Glaive was a synthetic data company built around a simple premise: fine-tuning LLMs is powerful, but getting high-quality training data is hard. We let customers describe what they needed and generated custom datasets for them. These datasets could then be used to fine-tune models.
Why synthetic data? Training high-quality AI models requires thousands or millions of examples. Most companies don't have that data sitting around, and hiring people to create it manually is slow and expensive. Synthetic data generation solves this by using LLMs to create realistic training examples at scale.
As the founding engineer, I deployed and built the entire platform—product interfaces, billing, auth, and the infrastructure that powered data generation. While the infrastructure to generate millions of rows of data was its own challenge (see Batch Inference API), our major challenge with the platform was making the process of describing your task data easy enough to accomplish in a single session while also deep enough to describe complex tasks. To understand why this was hard, you need to know the workflow a user would go through to create a dataset/model.
How it worked
- Describe the kind of task your model would be performing
- Build a prompt and response schema
- Add data sources (aka any existing data you might have)
- Refine keywords/knowledge
- Generate example rows to make sure everything works (Can repeat 1-5 here)
- Generate as many rows as you need
- Fine-tune your choice of model
- Analyze the dataset/model and iterate by repeating 1-8.
Demo Video
This is quite a long process and we built many interfaces to try and streamline the workflow as much as possible.
For simple tasks we had presets that could be edited.
Editable preset
These provided basic templates for new users with simple tasks. For more complex tasks we had the full Dataset Schema Editor.
The schema editor where customers defined their dataset specifications.
While these UIs helped "shape the data" there were two ways to add more information into the training set (beyond the knowledge baked into the LLMs generating the data).
First was keyphrases/keywords which we called knowledge. Based on your use-case we would generate these but if your model was failing in a particular area these were a great way to fill gaps.
Node based UI for editing knowledge.
Simple list for editing knowledge.
Second were data sources, where users could upload whatever files/code/existing training data they liked and it would be automatically used to help generate better rows.
Finally, once the shape of the data and the knowledge it needed was known we could generate previews of the rows. This was critical as it let users iterate before thousands of rows were generated and it was immensely helpful for closing the feedback loop of editing schemas or knowledge. Once the user was happy with the example data we could send everything off to the inference engine to be turned into a dataset.

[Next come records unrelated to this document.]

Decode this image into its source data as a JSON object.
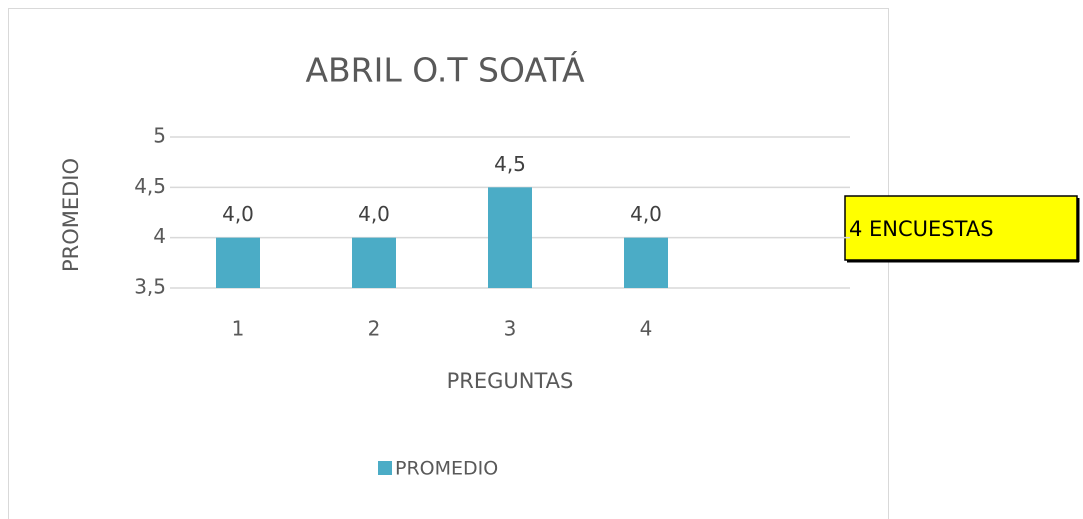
{
  "chart_data": {
    "type": "bar",
    "title": "ABRIL O.T SOATÁ",
    "categories": [
      "1",
      "2",
      "3",
      "4",
      null
    ],
    "series": [
      {
        "name": "PROMEDIO",
        "color": "#4bacc6",
        "values": [
          4,
          4,
          4.5,
          4,
          null
        ],
        "value_labels": [
          "4,0",
          "4,0",
          "4,5",
          "4,0",
          null
        ]
      }
    ],
    "ylim": [
      3.5,
      5
    ],
    "yticks": [
      {
        "value": 3.5,
        "label": "3,5"
      },
      4,
      {
        "value": 4.5,
        "label": "4,5"
      },
      5
    ],
    "xlabel": "PREGUNTAS",
    "ylabel": "PROMEDIO",
    "grid": true,
    "legend": "bottom",
    "annotation": "4 ENCUESTAS"
  }
}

After the dataset was generated it was important to be able to view and analyze the data and to this end we built a DuckDB based viewer that could handle any small datasets directly in the browser. Furthermore, we clustered all datasets based on the provided knowledge to help understand the distribution of training data. This would let people iterate on datasets before the more expensive process of fine-tuning.
Dataset cluster analytics.
Of course since the goal was to iterate all datasets were fully versioned and we supported incremental edits to adjust datasets without having to fully regenerate them. Edits were essentially limited versions of a full generation and included adding or removing knowledge or changing the schema, but had customized UIs to make the process easier.

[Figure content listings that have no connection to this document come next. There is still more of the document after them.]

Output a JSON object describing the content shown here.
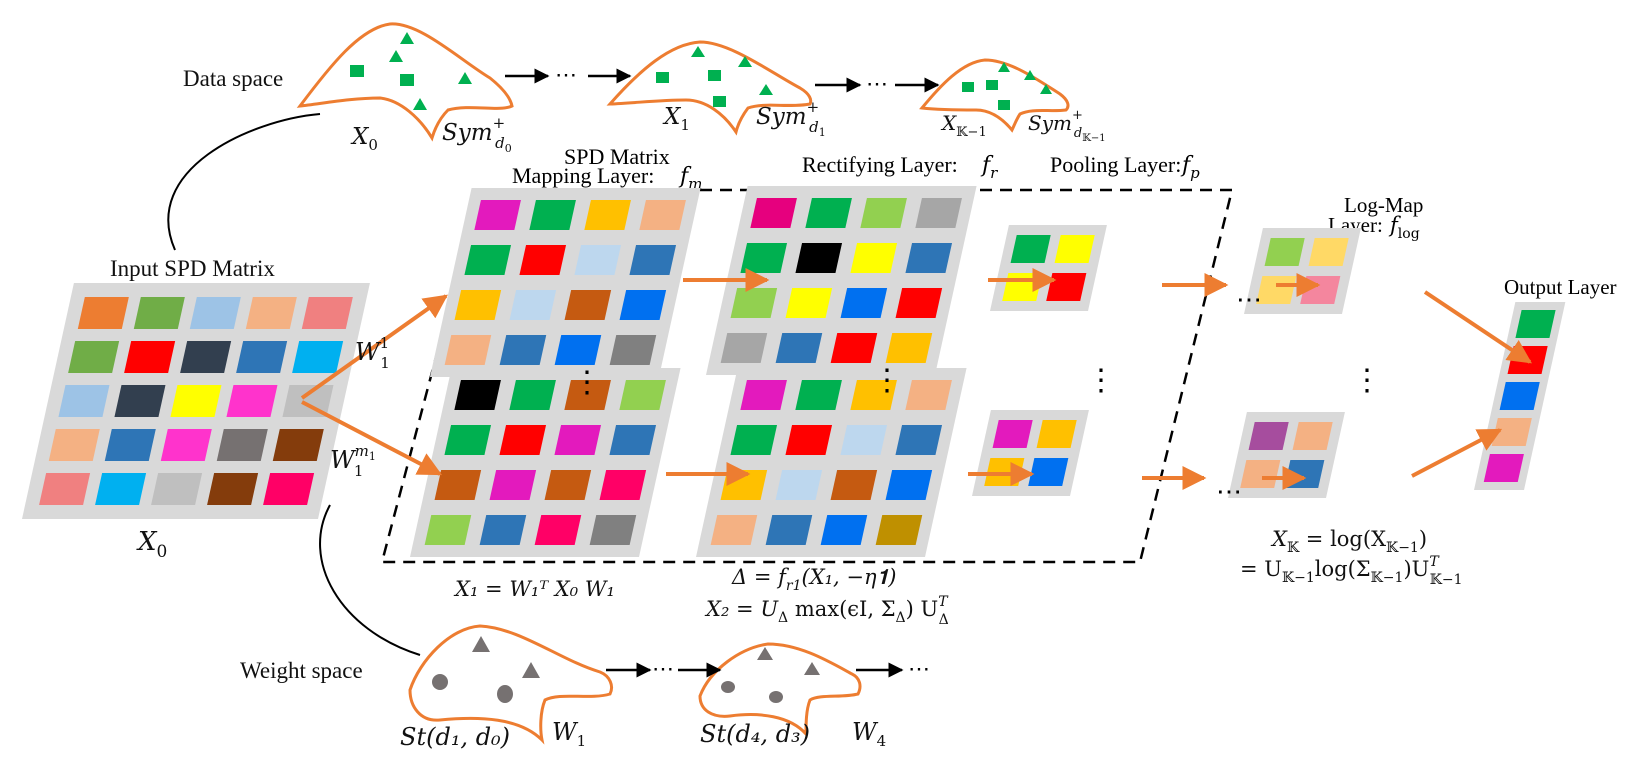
{
  "labels": {
    "data_space": "Data space",
    "weight_space": "Weight space",
    "input_spd_matrix": "Input SPD Matrix",
    "spd_mapping_line1": "SPD Matrix",
    "spd_mapping_line2": "Mapping Layer:",
    "rectifying_layer": "Rectifying Layer:",
    "pooling_layer": "Pooling Layer:",
    "logmap_line1": "Log-Map",
    "logmap_line2": "Layer:",
    "output_layer": "Output Layer"
  },
  "math": {
    "x0": "X",
    "x0_sub": "0",
    "x1": "X",
    "x1_sub": "1",
    "xk1": "X",
    "xk1_sub": "𝕂−1",
    "sym": "Sym",
    "sym_sup": "+",
    "d0_sub": "d",
    "d0_subsub": "0",
    "d1_subsub": "1",
    "dk1_subsub": "𝕂−1",
    "f": "f",
    "fm_sub": "m",
    "fr_sub": "r",
    "fp_sub": "p",
    "flog_sub": "log",
    "w": "W",
    "w1_sub": "1",
    "w1_sup": "1",
    "wm1_sup": "m",
    "wm1_supsub": "1",
    "st1": "St(d₁, d₀)",
    "st4": "St(d₄, d₃)",
    "w1_label": "W",
    "w4_label": "W",
    "w4_sub": "4",
    "ellipsis": "⋯",
    "vdots": "⋮",
    "eq_mapping": "X₁ = W₁ᵀ X₀ W₁",
    "eq_rect1": "Δ = f",
    "eq_rect1_sub": "r1",
    "eq_rect1_tail": "(X₁, −η𝟏)",
    "eq_rect2": "X₂ = U",
    "eq_rect2_sub": "Δ",
    "eq_rect2_mid": " max(ϵI, Σ",
    "eq_rect2_mid_sub": "Δ",
    "eq_rect2_tail": ") U",
    "eq_rect2_tail_sup": "T",
    "eq_rect2_tail_sub": "Δ",
    "eq_log1": "X",
    "eq_log1_sub": "𝕂",
    "eq_log1_tail": " = log(X",
    "eq_log1_sub2": "𝕂−1",
    "eq_log2_head": "= U",
    "eq_log2_sub": "𝕂−1",
    "eq_log2_mid": "log(Σ",
    "eq_log2_sub2": "𝕂−1",
    "eq_log2_tail": ")U",
    "eq_log2_sup": "T",
    "eq_log2_sub3": "𝕂−1"
  },
  "colors": {
    "arrow": "#ED7D31",
    "manifold": "#ED7D31",
    "data_glyph": "#00B050",
    "weight_glyph": "#767171",
    "panel": "#D9D9D9"
  },
  "icons": {
    "data_markers": [
      "square-icon",
      "triangle-icon"
    ],
    "weight_markers": [
      "circle-icon",
      "triangle-icon"
    ]
  },
  "matrices": {
    "input": [
      [
        "#ED7D31",
        "#70AD47",
        "#9DC3E6",
        "#F4B183",
        "#F08080"
      ],
      [
        "#70AD47",
        "#FF0000",
        "#323F4F",
        "#2E75B6",
        "#00B0F0"
      ],
      [
        "#9DC3E6",
        "#323F4F",
        "#FFFF00",
        "#FF33CC",
        "#BFBFBF"
      ],
      [
        "#F4B183",
        "#2E75B6",
        "#FF33CC",
        "#767171",
        "#843C0C"
      ],
      [
        "#F08080",
        "#00B0F0",
        "#BFBFBF",
        "#843C0C",
        "#FF0066"
      ]
    ],
    "map_top": [
      [
        "#E31ABD",
        "#00B050",
        "#FFC000",
        "#F4B183"
      ],
      [
        "#00B050",
        "#FF0000",
        "#BDD7EE",
        "#2E75B6"
      ],
      [
        "#FFC000",
        "#BDD7EE",
        "#C55A11",
        "#0070F0"
      ],
      [
        "#F4B183",
        "#2E75B6",
        "#0070F0",
        "#808080"
      ]
    ],
    "map_bottom": [
      [
        "#000000",
        "#00B050",
        "#C55A11",
        "#92D050"
      ],
      [
        "#00B050",
        "#FF0000",
        "#E31ABD",
        "#2E75B6"
      ],
      [
        "#C55A11",
        "#E31ABD",
        "#C55A11",
        "#FF0066"
      ],
      [
        "#92D050",
        "#2E75B6",
        "#FF0066",
        "#808080"
      ]
    ],
    "rect_top": [
      [
        "#E6007E",
        "#00B050",
        "#92D050",
        "#A6A6A6"
      ],
      [
        "#00B050",
        "#000000",
        "#FFFF00",
        "#2E75B6"
      ],
      [
        "#92D050",
        "#FFFF00",
        "#0070F0",
        "#FF0000"
      ],
      [
        "#A6A6A6",
        "#2E75B6",
        "#FF0000",
        "#FFC000"
      ]
    ],
    "rect_bottom": [
      [
        "#E31ABD",
        "#00B050",
        "#FFC000",
        "#F4B183"
      ],
      [
        "#00B050",
        "#FF0000",
        "#BDD7EE",
        "#2E75B6"
      ],
      [
        "#FFC000",
        "#BDD7EE",
        "#C55A11",
        "#0070F0"
      ],
      [
        "#F4B183",
        "#2E75B6",
        "#0070F0",
        "#BF9000"
      ]
    ],
    "pool_top": [
      [
        "#00B050",
        "#FFFF00"
      ],
      [
        "#FFFF00",
        "#FF0000"
      ]
    ],
    "pool_bottom": [
      [
        "#E31ABD",
        "#FFC000"
      ],
      [
        "#FFC000",
        "#0070F0"
      ]
    ],
    "log_top": [
      [
        "#92D050",
        "#FFD966"
      ],
      [
        "#FFD966",
        "#F4869E"
      ]
    ],
    "log_bottom": [
      [
        "#A64D9E",
        "#F4B183"
      ],
      [
        "#F4B183",
        "#2E75B6"
      ]
    ],
    "output": [
      "#00B050",
      "#FF0000",
      "#0070F0",
      "#F4B183",
      "#E31ABD"
    ]
  }
}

A couple of other notable features were the ability to publish datasets publicly and then others could fork it into their own account. You could also fork off of existing datasets in your account and start editing from there.

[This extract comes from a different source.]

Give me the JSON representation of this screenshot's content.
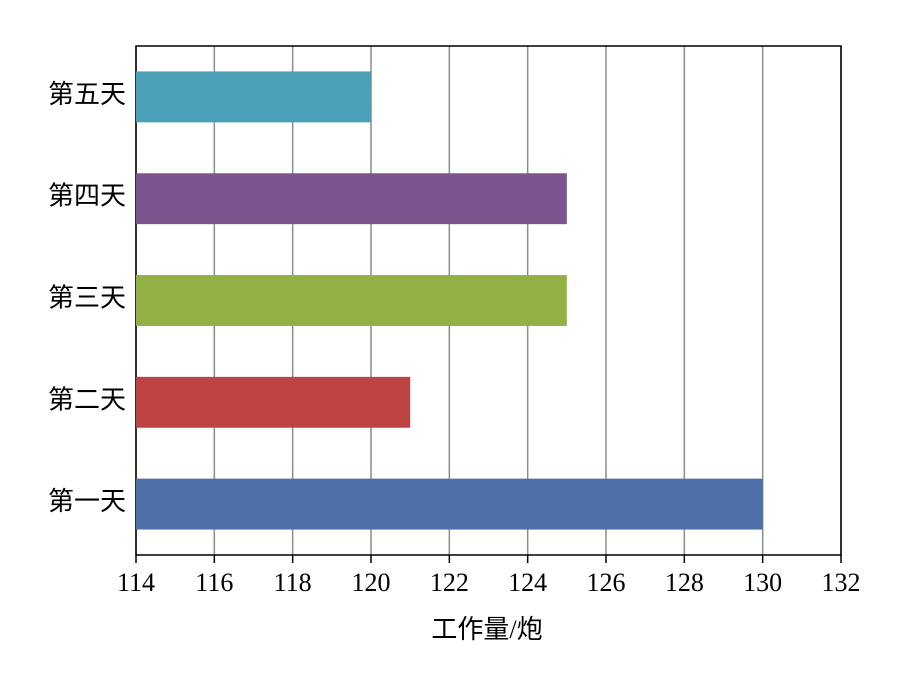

Behind the interfaces there was a lot of infrastructure to process large datasets. We used Temporal for workflow orchestration which let us handle the long-running nature of the product with ease. Managing versioned worker deployments became painful enough that I built a separate system for it (see Temporal Workers Union). We also needed to be able to generate thousands to millions of rows of data efficiently and sometimes quickly. The first generation pipeline used a single inference provider. It worked, but it was slow and expensive. I rebuilt it as a distributed system orchestrating GPU workloads across multiple cloud providers—see the Batch Inference API project for details.